Woodside Wealth Management Background
Cheryl Costa established Woodside Wealth Management in 2015 and remains the sole owner of the firm. Woodside offers comprehensive investment portfolio management, as well as financial planning services. Financial planning can be broad or specific, depending on the needs of the client.
Woodside manages most of its assets on a discretionary basis, meaning its advisors make all portfolio-related decisions.
Woodside Wealth Management Investment Strategy
Woodside's investment strategies are tailored to the financial needs and objectives of each of its clients. Through a series of personal discussions, the firm learns about clients' individual risk tolerance, liquity needs, time horizon and more so it can develop an effective investment plan. While advisors make the majority of investment decisions, clients can have some say in how their money is managed or what types of securities the firm uses.
The firm is a believer in modern portfolio theory, which means it looks to diversify and allocate assets with the goal of minimizing risk and maximizing returns for a given risk level. Specific methods of analysis used by the firm and its advisors to inform investment decisions include charting, technical and fundamental analysis.
Polaris Advisors, LLC
Polaris Advisors, the final firm on our list, requires a minimum investment of $100,000 for clients. While the firm's main business lies with its individual client base, the majority of these clients do not have high net worths.

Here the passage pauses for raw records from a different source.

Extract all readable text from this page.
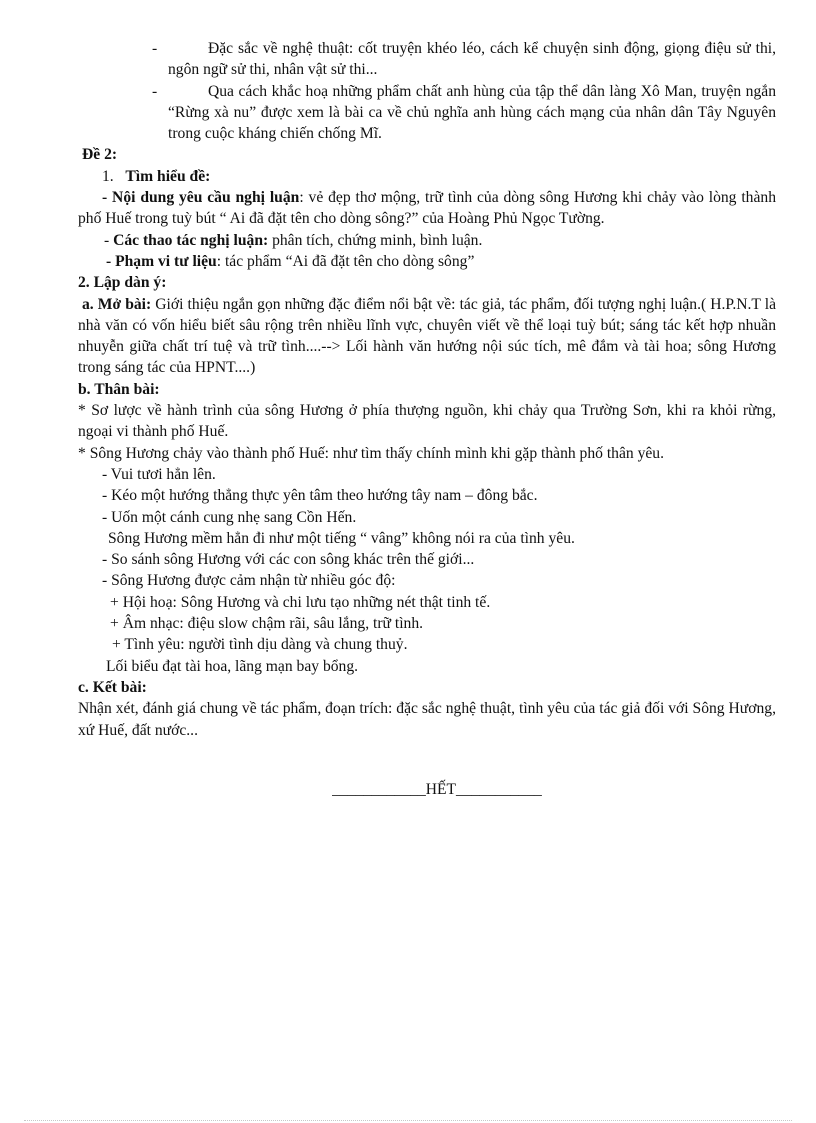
-	Đặc sắc về nghệ thuật: cốt truyện khéo léo, cách kể chuyện sinh động, giọng điệu sử thi, ngôn ngữ sử thi, nhân vật sử thi...

-	Qua cách khắc hoạ những phẩm chất anh hùng của tập thể dân làng Xô Man, truyện ngắn “Rừng xà nu” được xem là bài ca về chủ nghĩa anh hùng cách mạng của nhân dân Tây Nguyên trong cuộc kháng chiến chống Mĩ.

Đề 2:

1. Tìm hiểu đề:

- Nội dung yêu cầu nghị luận: vẻ đẹp thơ mộng, trữ tình của dòng sông Hương khi chảy vào lòng thành phố Huế trong tuỳ bút “ Ai đã đặt tên cho dòng sông?” của Hoàng Phủ Ngọc Tường.

- Các thao tác nghị luận: phân tích, chứng minh, bình luận.

- Phạm vi tư liệu: tác phẩm “Ai đã đặt tên cho dòng sông”

2. Lập dàn ý:

a. Mở bài: Giới thiệu ngắn gọn những đặc điểm nổi bật về: tác giả, tác phẩm, đối tượng nghị luận.( H.P.N.T là nhà văn có vốn hiểu biết sâu rộng trên nhiều lĩnh vực, chuyên viết về thể loại tuỳ bút; sáng tác kết hợp nhuần nhuyễn giữa chất trí tuệ và trữ tình....--> Lối hành văn hướng nội súc tích, mê đắm và tài hoa; sông Hương trong sáng tác của HPNT....)

b. Thân bài:

* Sơ lược về hành trình của sông Hương ở phía thượng nguồn, khi chảy qua Trường Sơn, khi ra khỏi rừng, ngoại vi thành phố Huế.

* Sông Hương chảy vào thành phố Huế: như tìm thấy chính mình khi gặp thành phố thân yêu.

- Vui tươi hẳn lên.

- Kéo một hướng thẳng thực yên tâm theo hướng tây nam – đông bắc.

- Uốn một cánh cung nhẹ sang Cồn Hến.

Sông Hương mềm hẳn đi như một tiếng “ vâng” không nói ra của tình yêu.

- So sánh sông Hương với các con sông khác trên thế giới...

- Sông Hương được cảm nhận từ nhiều góc độ:

+ Hội hoạ: Sông Hương và chi lưu tạo những nét thật tinh tế.

+ Âm nhạc: điệu slow chậm rãi, sâu lắng, trữ tình.

+ Tình yêu: người tình dịu dàng và chung thuỷ.

Lối biểu đạt tài hoa, lãng mạn bay bổng.

c. Kết bài:

Nhận xét, đánh giá chung về tác phẩm, đoạn trích: đặc sắc nghệ thuật, tình yêu của tác giả đối với Sông Hương, xứ Huế, đất nước...

____________HẾT___________
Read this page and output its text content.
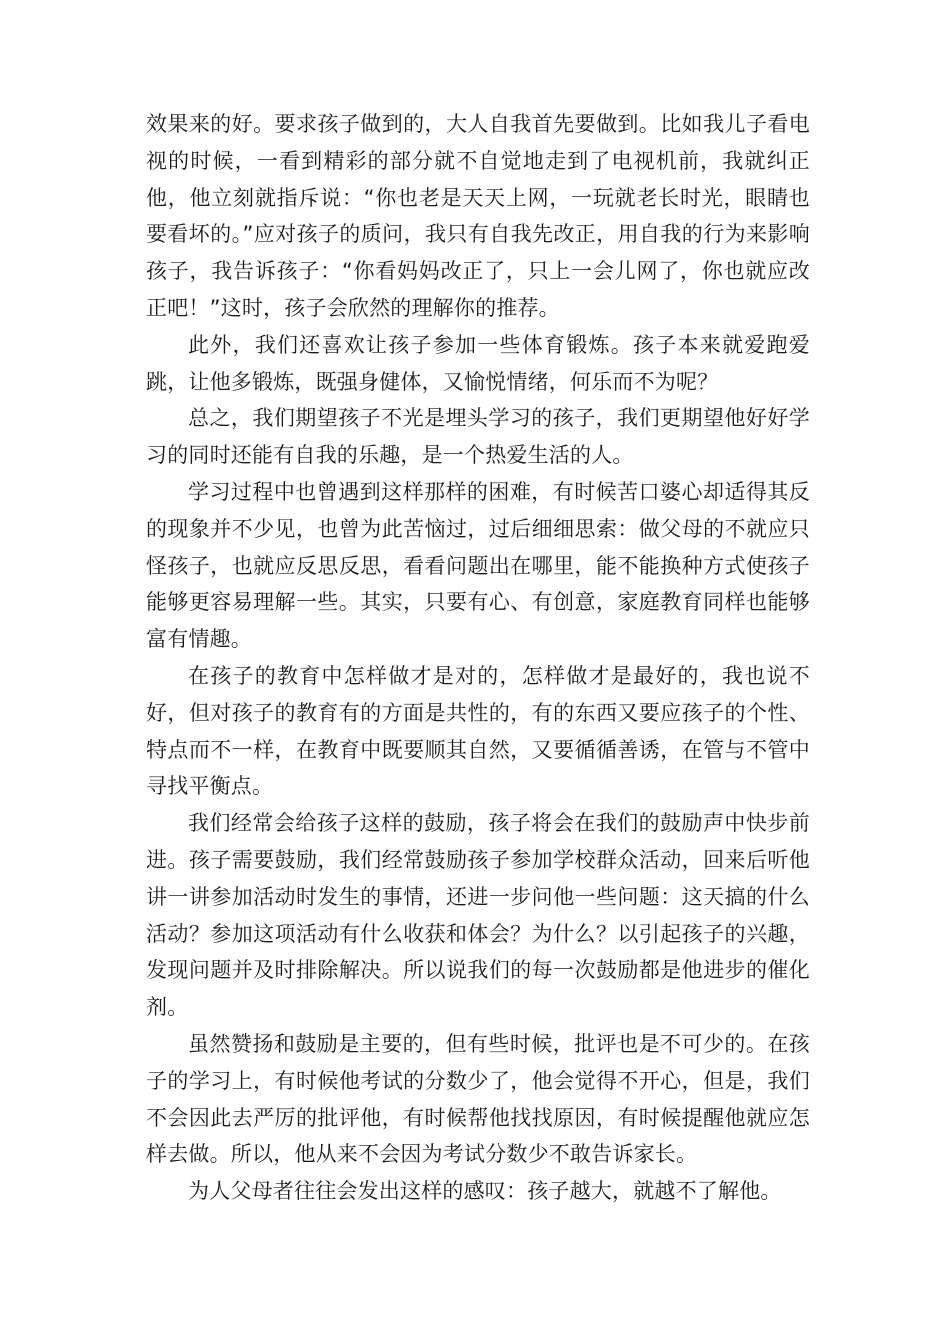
效果来的好。要求孩子做到的，大人自我首先要做到。比如我儿子看电视的时候，一看到精彩的部分就不自觉地走到了电视机前，我就纠正他，他立刻就指斥说：“你也老是天天上网，一玩就老长时光，眼睛也要看坏的。”应对孩子的质问，我只有自我先改正，用自我的行为来影响孩子，我告诉孩子：“你看妈妈改正了，只上一会儿网了，你也就应改正吧！”这时，孩子会欣然的理解你的推荐。

此外，我们还喜欢让孩子参加一些体育锻炼。孩子本来就爱跑爱跳，让他多锻炼，既强身健体，又愉悦情绪，何乐而不为呢？

总之，我们期望孩子不光是埋头学习的孩子，我们更期望他好好学习的同时还能有自我的乐趣，是一个热爱生活的人。

学习过程中也曾遇到这样那样的困难，有时候苦口婆心却适得其反的现象并不少见，也曾为此苦恼过，过后细细思索：做父母的不就应只怪孩子，也就应反思反思，看看问题出在哪里，能不能换种方式使孩子能够更容易理解一些。其实，只要有心、有创意，家庭教育同样也能够富有情趣。

在孩子的教育中怎样做才是对的，怎样做才是最好的，我也说不好，但对孩子的教育有的方面是共性的，有的东西又要应孩子的个性、特点而不一样，在教育中既要顺其自然，又要循循善诱，在管与不管中寻找平衡点。

我们经常会给孩子这样的鼓励，孩子将会在我们的鼓励声中快步前进。孩子需要鼓励，我们经常鼓励孩子参加学校群众活动，回来后听他讲一讲参加活动时发生的事情，还进一步问他一些问题：这天搞的什么活动？参加这项活动有什么收获和体会？为什么？以引起孩子的兴趣，发现问题并及时排除解决。所以说我们的每一次鼓励都是他进步的催化剂。

虽然赞扬和鼓励是主要的，但有些时候，批评也是不可少的。在孩子的学习上，有时候他考试的分数少了，他会觉得不开心，但是，我们不会因此去严厉的批评他，有时候帮他找找原因，有时候提醒他就应怎样去做。所以，他从来不会因为考试分数少不敢告诉家长。

为人父母者往往会发出这样的感叹：孩子越大，就越不了解他。
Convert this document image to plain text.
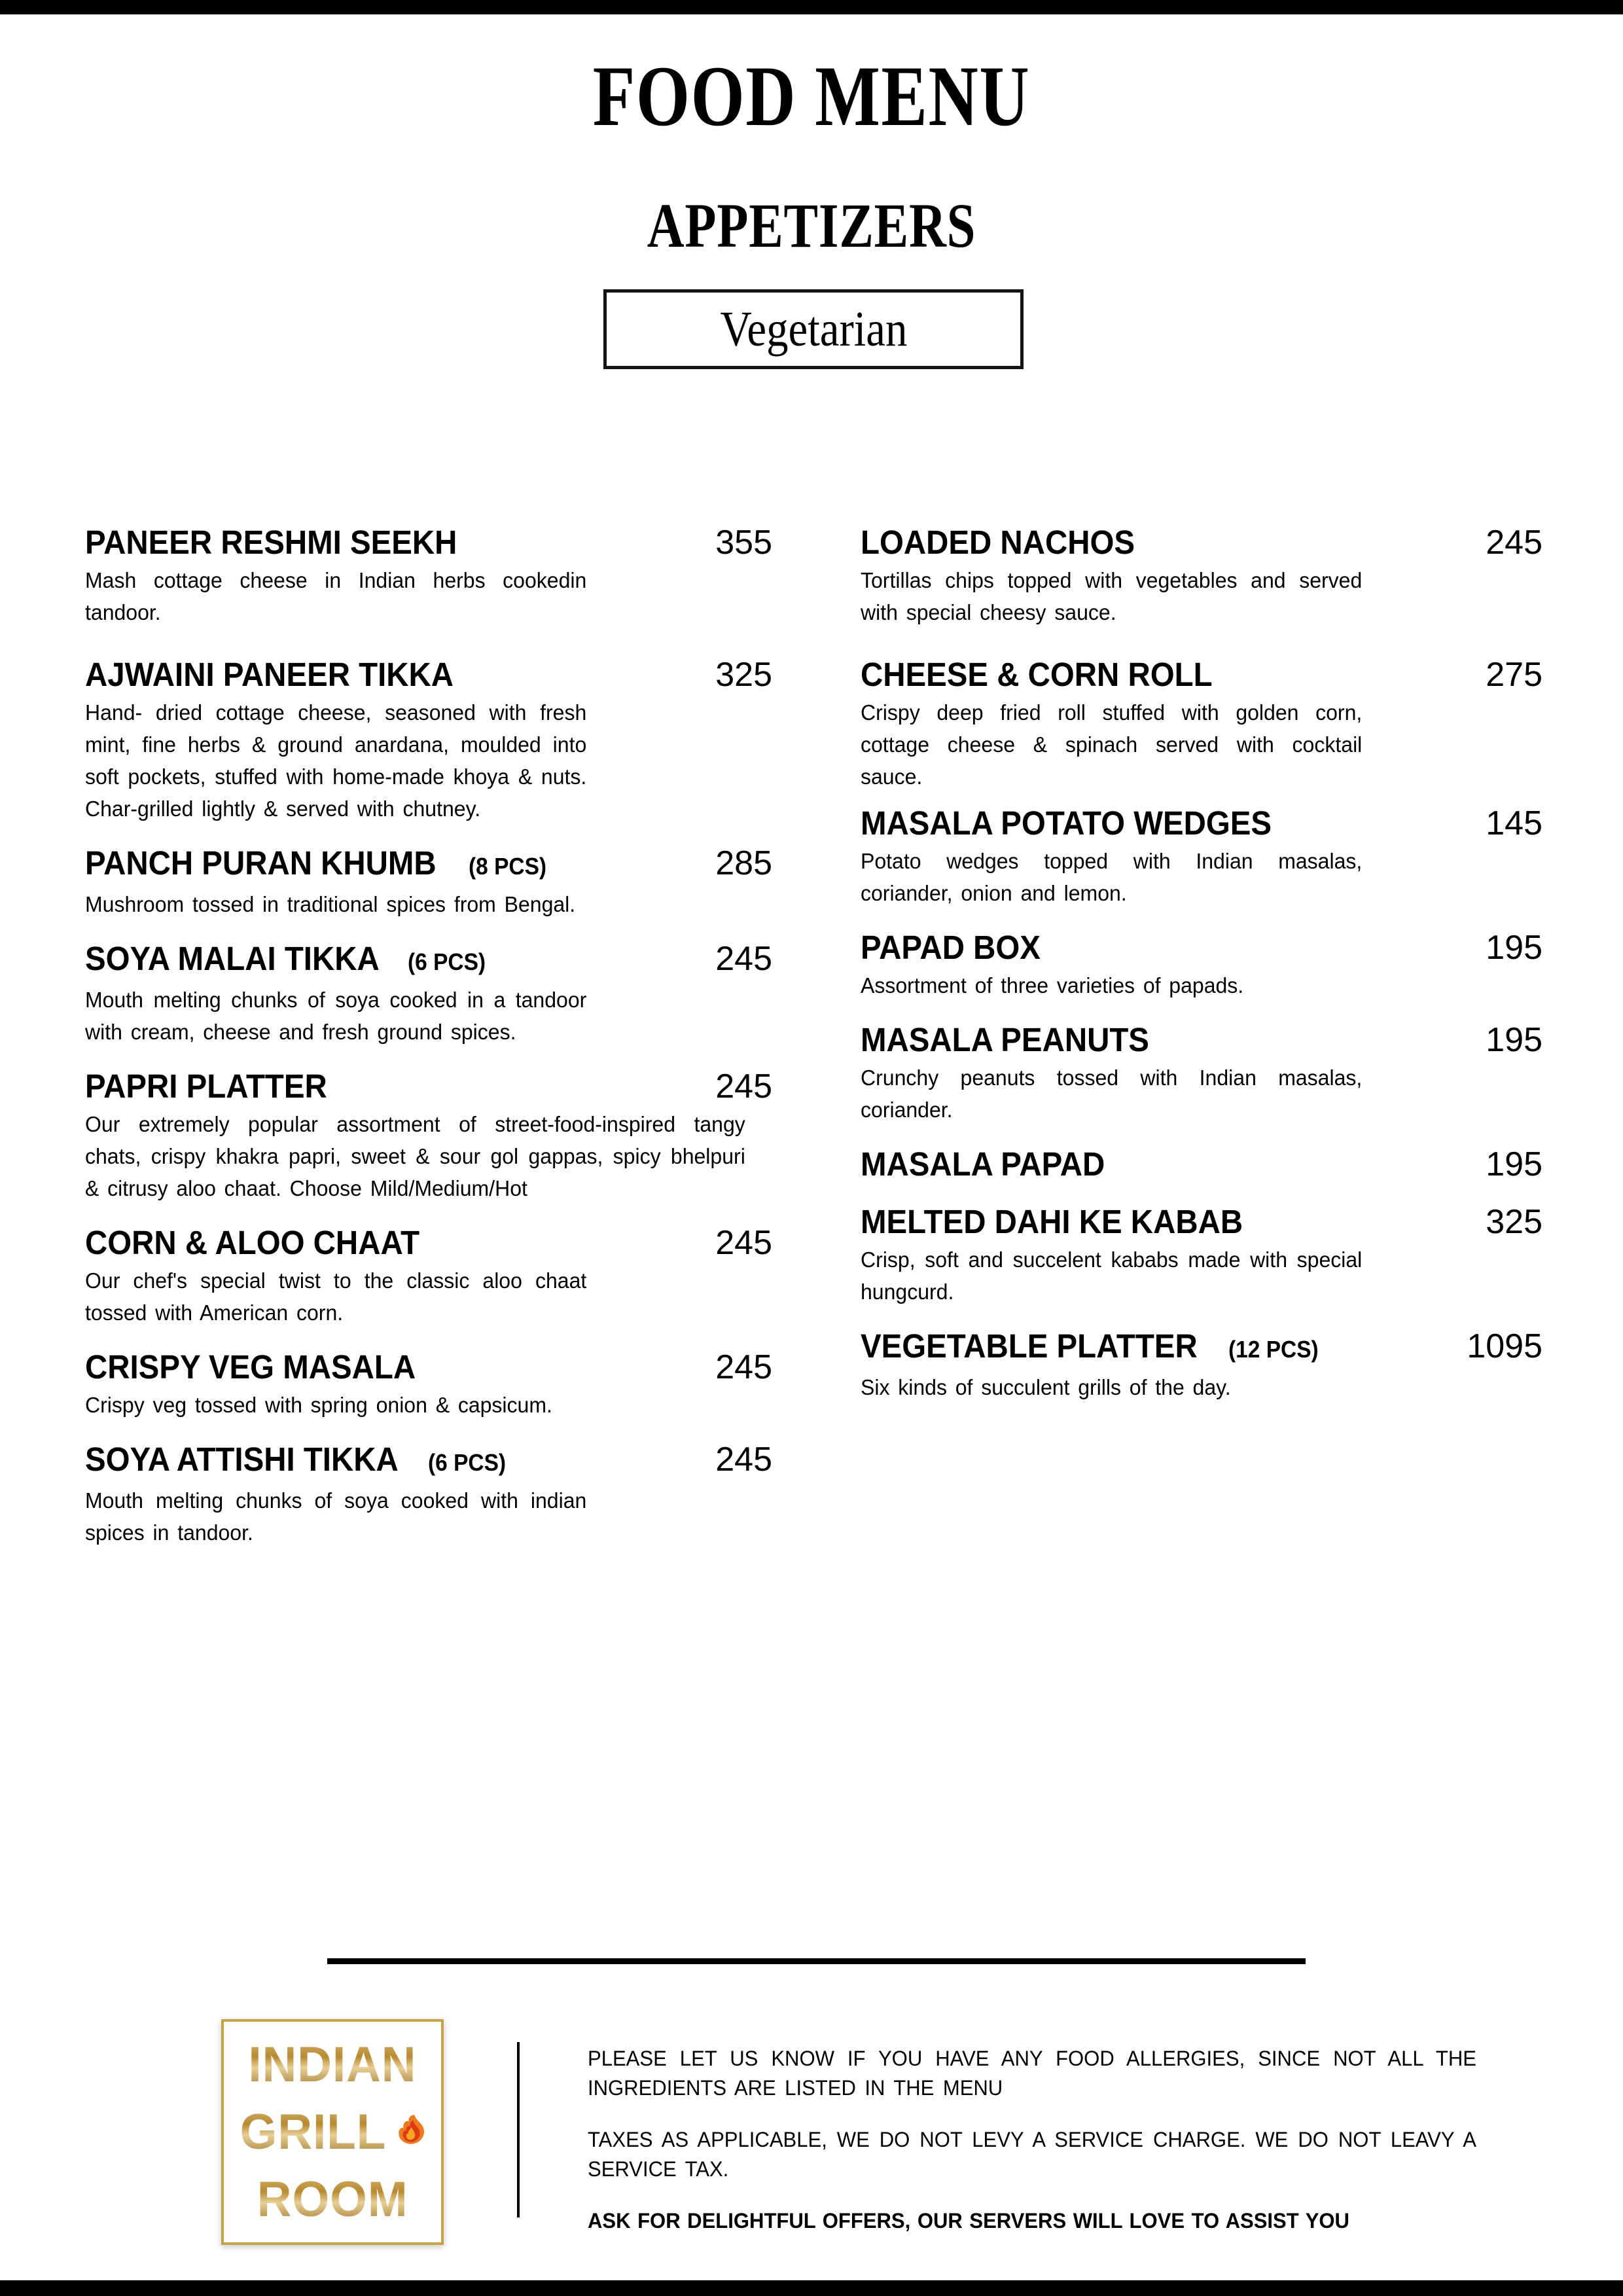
FOOD MENU
APPETIZERS
Vegetarian
PANEER RESHMI SEEKH	355
Mash cottage cheese in Indian herbs cookedin tandoor.
AJWAINI PANEER TIKKA	325
Hand- dried cottage cheese, seasoned with fresh mint, fine herbs & ground anardana, moulded into soft pockets, stuffed with home-made khoya & nuts. Char-grilled lightly & served with chutney.
PANCH PURAN KHUMB (8 PCS)	285
Mushroom tossed in traditional spices from Bengal.
SOYA MALAI TIKKA (6 PCS)	245
Mouth melting chunks of soya cooked in a tandoor with cream, cheese and fresh ground spices.
PAPRI PLATTER	245
Our extremely popular assortment of street-food-inspired tangy chats, crispy khakra papri, sweet & sour gol gappas, spicy bhelpuri & citrusy aloo chaat. Choose Mild/Medium/Hot
CORN & ALOO CHAAT	245
Our chef's special twist to the classic aloo chaat tossed with American corn.
CRISPY VEG MASALA	245
Crispy veg tossed with spring onion & capsicum.
SOYA ATTISHI TIKKA (6 PCS)	245
Mouth melting chunks of soya cooked with indian spices in tandoor.
LOADED NACHOS	245
Tortillas chips topped with vegetables and served with special cheesy sauce.
CHEESE & CORN ROLL	275
Crispy deep fried roll stuffed with golden corn, cottage cheese & spinach served with cocktail sauce.
MASALA POTATO WEDGES	145
Potato wedges topped with Indian masalas, coriander, onion and lemon.
PAPAD BOX	195
Assortment of three varieties of papads.
MASALA PEANUTS	195
Crunchy peanuts tossed with Indian masalas, coriander.
MASALA PAPAD	195
MELTED DAHI KE KABAB	325
Crisp, soft and succelent kababs made with special hungcurd.
VEGETABLE PLATTER (12 PCS)	1095
Six kinds of succulent grills of the day.
INDIAN
GRILL
ROOM
PLEASE LET US KNOW IF YOU HAVE ANY FOOD ALLERGIES, SINCE NOT ALL THE INGREDIENTS ARE LISTED IN THE MENU
TAXES AS APPLICABLE, WE DO NOT LEVY A SERVICE CHARGE. WE DO NOT LEAVY A SERVICE TAX.
ASK FOR DELIGHTFUL OFFERS, OUR SERVERS WILL LOVE TO ASSIST YOU
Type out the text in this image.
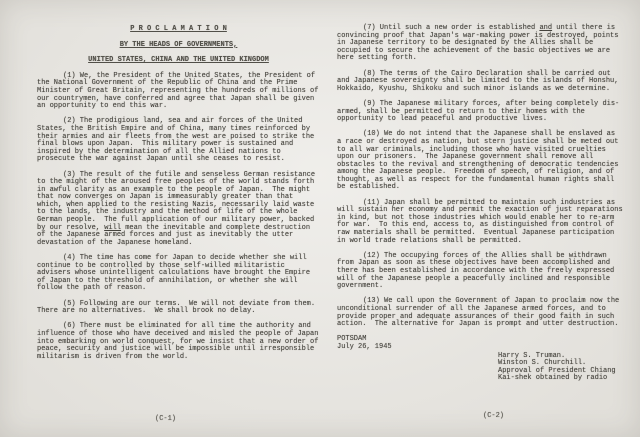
P R O C L A M A T I O N
BY THE HEADS OF GOVERNMENTS,
UNITED STATES, CHINA AND THE UNITED KINGDOM

(1) We, the President of the United States, the President of the National Government of the Republic of China and the Prime Minister of Great Britain, representing the hundreds of millions of our countrymen, have conferred and agree that Japan shall be given an opportunity to end this war.

(2) The prodigious land, sea and air forces of the United States, the British Empire and of China, many times reinforced by their armies and air fleets from the west are poised to strike the final blows upon Japan.  This military power is sustained and inspired by the determination of all the Allied nations to prosecute the war against Japan until she ceases to resist.

(3) The result of the futile and senseless German resistance to the might of the aroused free peoples of the world stands forth in awful clarity as an example to the people of Japan.  The might that now converges on Japan is immeasurably greater than that which, when applied to the resisting Nazis, necessarily laid waste to the lands, the industry and the method of life of the whole German people.  The full application of our military power, backed by our resolve, will mean the inevitable and complete destruction of the Japanese armed forces and just as inevitably the utter devastation of the Japanese homeland.

(4) The time has come for Japan to decide whether she will continue to be controlled by those self-willed militaristic advisers whose unintelligent calculations have brought the Empire of Japan to the threshold of annihilation, or whether she will follow the path of reason.

(5) Following are our terms.  We will not deviate from them. There are no alternatives.  We shall brook no delay.

(6) There must be eliminated for all time the authority and influence of those who have deceived and misled the people of Japan into embarking on world conquest, for we insist that a new order of peace, security and justice will be impossible until irresponsible militarism is driven from the world.

(7) Until such a new order is established and until there is convincing proof that Japan's war-making power is destroyed, points in Japanese territory to be designated by the Allies shall be occupied to secure the achievement of the basic objectives we are here setting forth.

(8) The terms of the Cairo Declaration shall be carried out and Japanese sovereignty shall be limited to the islands of Honshu, Hokkaido, Kyushu, Shikoku and such minor islands as we determine.

(9) The Japanese military forces, after being completely dis-armed, shall be permitted to return to their homes with the opportunity to lead peaceful and productive lives.

(10) We do not intend that the Japanese shall be enslaved as a race or destroyed as nation, but stern justice shall be meted out to all war criminals, including those who have visited cruelties upon our prisoners.  The Japanese government shall remove all obstacles to the revival and strengthening of democratic tendencies among the Japanese people.  Freedom of speech, of religion, and of thought, as well as respect for the fundamental human rights shall be established.

(11) Japan shall be permitted to maintain such industries as will sustain her economy and permit the exaction of just reparations in kind, but not those industries which would enable her to re-arm for war.  To this end, access to, as distinguished from control of raw materials shall be permitted.  Eventual Japanese participation in world trade relations shall be permitted.

(12) The occupying forces of the Allies shall be withdrawn from Japan as soon as these objectives have been accomplished and there has been established in accordance with the freely expressed will of the Japanese people a peacefully inclined and responsible government.

(13) We call upon the Government of Japan to proclaim now the unconditional surrender of all the Japanese armed forces, and to provide proper and adequate assurances of their good faith in such action.  The alternative for Japan is prompt and utter destruction.

POTSDAM
July 26, 1945
Harry S. Truman.
Winston S. Churchill.
Approval of President Chiang
Kai-shek obtained by radio
(C-1)	(C-2)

Other clients of the firm include charities.
As a fee-only firm, Polaris earns all of its income from client-paid fees that are based on a percentage of a client's assets under management.
The Polaris team features one chartered financial analyst (CFA).
Polaris Advisors Background
Fredric Weldon founded Polaris Advisors in 2003 and he remains the firm's president and sole financial advisor. Polaris Advisors mainly provides clients with both investment management and financial planning services.
The firm has an asset management program that covers a range of advisory services, with all offerings being customizable. In addition, financial planning services may include advice on issues such as retirement planning, personal savings, education planning and any other areas that a client would like addressed.
Polaris Advisors Investment Strategy
Polaris Advisors focuses on building investment portfolios that are based entirely on what a client wants to achieve through investing. The firm develops an ongoing relationship with each client in order to best determine their investment preferences and update them over time. By keeping track of each client's risk tolerance, time horizon, income needs and tax status, the firm and its advisors can adjust investment strategies to fit these changing needs.
Polaris and its advisors typically use mutual funds, exchange-traded funds (ETFs) and individual stocks to populate client portfolios. Clients are able to place some restrictions on the management of their assets, so advisors may use different mixes of investments for certain clients. Advisors primarily employ fundamental and cyclical methods of analysis when it comes to evaluating investments. They also tend to use a long-term approach to investing that relies on holding assets for longer than a year.